Convergence Behavior of an Adversarial Weak Supervision Method
Steven An, Sanjoy Dasgupta
TL;DR
This paper investigates convergence properties of the adversarial weak supervision (BF) framework, which constructs a worst-case, log-loss minimax game over a coherence polytope ${P}$ defined by rule-accuracy and class-frequency bounds. The BF learner's prediction $g^{bf}$ is shown to be the maximum-entropy distribution in ${P}$ and lies in an exponential-family class ${\mathcal G}$, ultimately equating to a regularized multiclass logistic regression form.
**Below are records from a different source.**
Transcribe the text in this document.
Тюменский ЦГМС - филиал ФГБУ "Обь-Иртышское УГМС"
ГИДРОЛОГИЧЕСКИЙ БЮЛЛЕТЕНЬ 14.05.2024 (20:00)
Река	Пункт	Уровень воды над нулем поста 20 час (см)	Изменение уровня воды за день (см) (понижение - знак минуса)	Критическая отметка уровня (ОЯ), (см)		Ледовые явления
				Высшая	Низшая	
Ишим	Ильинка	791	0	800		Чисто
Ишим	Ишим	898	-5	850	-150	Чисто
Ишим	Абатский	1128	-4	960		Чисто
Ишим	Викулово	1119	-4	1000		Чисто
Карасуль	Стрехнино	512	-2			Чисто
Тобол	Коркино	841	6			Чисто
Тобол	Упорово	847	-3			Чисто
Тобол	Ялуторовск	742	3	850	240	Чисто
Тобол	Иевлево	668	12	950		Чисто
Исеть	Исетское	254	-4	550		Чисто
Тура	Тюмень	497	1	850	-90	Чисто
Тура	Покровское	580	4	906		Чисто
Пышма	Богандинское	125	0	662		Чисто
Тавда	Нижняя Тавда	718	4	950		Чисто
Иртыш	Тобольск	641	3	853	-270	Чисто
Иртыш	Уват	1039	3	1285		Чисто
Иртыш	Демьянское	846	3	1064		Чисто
A detailed uncertainty decomposition reveals how BF’s consistency arises from the ability to drive approximation error to zero as the bounds tighten, and it yields a convergence rate $d(\eta, g^{bf}) \le d(\eta, g^{*}) + O(\|\epsilon\|_\infty)$. The paper also compares BF to the Dawid–Skene probabilistic approach, showing DS can be inconsistent in EM-driven settings, while BF can dominate under appropriate bound tightening. Experimental results on ten real datasets corroborate the theory, showing competitive or superior log-loss performance and illustrating the consistency phenomenon via convergence to the true label distribution in synthetic setups. Overall, the work provides a rigorous link between adversarial weak supervision and logistic-regression-like inference, with practical implications for reliable label aggregation when labeling functions are imperfect or abstain.
Abstract
Labeling data via rules-of-thumb and minimal label supervision is central to Weak Supervision, a paradigm subsuming subareas of machine learning such as crowdsourced learning and semi-supervised ensemble learning. By using this labeled data to train modern machine learning methods, the cost of acquiring large amounts of hand labeled data can be ameliorated. Approaches to combining the rules-of-thumb falls into two camps, reflecting different ideologies of statistical estimation. The most common approach, exemplified by the Dawid-Skene model, is based on probabilistic modeling. The other, developed in the work of Balsubramani-Freund and others, is adversarial and game-theoretic. We provide a variety of statistical results for the adversarial approach under log-loss: we characterize the form of the solution, relate it to logistic regression, demonstrate consistency, and give rates of convergence. On the other hand, we find that probabilistic approaches for the same model class can fail to be consistent. Experimental results are provided to corroborate the theoretical results.